Take Mrs Russell who rode her irate bike,
an upright fly that buzzed
with a small engine on its back wheel
up South Road past the school football field
on her way to the hospital. Consider
the other Mrs Russell, drama judge, teacher of
speech and elocution in a small front room,
part-time reporter on The Hawera Star.
And Mrs Ellingham who had an MA in French,
ah, the university. Or Mrs Smith, one knee stiff
with TB, her tennis parties on Saturdays, adults
on banks and we smoked their cigarettes in the bamboo.
Her legs shone, their skin in diamonds like a lizard’s.
Then Mrs Chapman who sang in the church choir,
formed brooches from fresh white bread,
made you look for a needle till you found it,
heated records and shaped them into vases for presents
who did a spring display in the window of Gamages Hats.
They have left the vowels uncorrected, the stories unproofed.
They have rested their bicycles inside their garages,
looked up the last word, la dernière mot, in Harraps Dictionary,
let needles lie in the narrow dust between verandah boards.
They have tested the last jam on a saucer by a window
comforted the last crying child they will ever see,
and left. How we miss them and their great strength.
Wait for us, we say, wait for me.
And they will.
LISTEN to ‘The Strong Mothers’ by Rachel Bush
Rachel Bush was born in Christchurch on Boxing Day 1941. She grew up in Hawera on the west coast of the North Island. As a young woman she wrote short stories, but she became increasingly interested in writing poetry. Her two collections of poetry, The Hungry Woman (1997) and The Unfortunate Singer (2002) are both published by Victoria University Press. She has also appeared in Faber’s Introduction 3 as well as in anthologies and journals such as Sport, Landfall, and The Listener. Until 2003 she was a teacher of English at a secondary school in Nelson.

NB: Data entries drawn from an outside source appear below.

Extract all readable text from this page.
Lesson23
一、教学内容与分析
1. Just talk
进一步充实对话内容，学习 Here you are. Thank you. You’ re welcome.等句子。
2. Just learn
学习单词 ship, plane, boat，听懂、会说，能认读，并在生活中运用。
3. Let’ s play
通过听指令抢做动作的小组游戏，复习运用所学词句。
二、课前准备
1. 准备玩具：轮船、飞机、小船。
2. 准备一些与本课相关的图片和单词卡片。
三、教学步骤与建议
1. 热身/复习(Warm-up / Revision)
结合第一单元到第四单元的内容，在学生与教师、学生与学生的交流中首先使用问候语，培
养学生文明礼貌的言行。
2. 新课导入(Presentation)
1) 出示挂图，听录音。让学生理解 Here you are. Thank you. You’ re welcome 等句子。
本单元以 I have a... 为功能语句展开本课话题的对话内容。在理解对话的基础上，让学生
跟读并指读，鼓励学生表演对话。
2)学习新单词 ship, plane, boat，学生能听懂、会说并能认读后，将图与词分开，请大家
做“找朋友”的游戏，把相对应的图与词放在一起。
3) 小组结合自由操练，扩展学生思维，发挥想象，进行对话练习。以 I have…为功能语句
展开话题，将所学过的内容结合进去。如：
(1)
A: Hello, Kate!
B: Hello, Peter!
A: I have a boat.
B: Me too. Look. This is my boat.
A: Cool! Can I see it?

Bush comments: ‘In the summer of 2002 a friend stayed with me. I’d first met her in 1950, but I hadn’t seen her since 1964. We lost touch soon after that and now she lives in St Petersburg. We talked about Hawera, about growing up in this small rural town close to a beautiful mountain, and how desperate we were to move away from it. And we talked about our families, especially our mothers, how we loved them and took them for granted. It was her mother who knew how to make bread brooches and turn old gramophone records into vases.
People often say that in New Zealand in the 1950s women were preoccupied with housework and did nothing except care for their families and husbands. If they’d been young today, of course these women would have had longer careers in full time paid work and many of them would have had more formal education. Would they have been wiser or happier if they’d had these opportunities? I’m not sure. I do know they were distinct and strong and creative. When my friend went back to St Petersburg, I went on thinking about the mothers I’d known when I was at school. I don’t think I set out to write a poem to celebrate their individuality, but this is what happened. I hope some of their particular ways of being human are clear in this poem. I like seeing their names in a poem. I miss these women. I’m glad I knew them once.’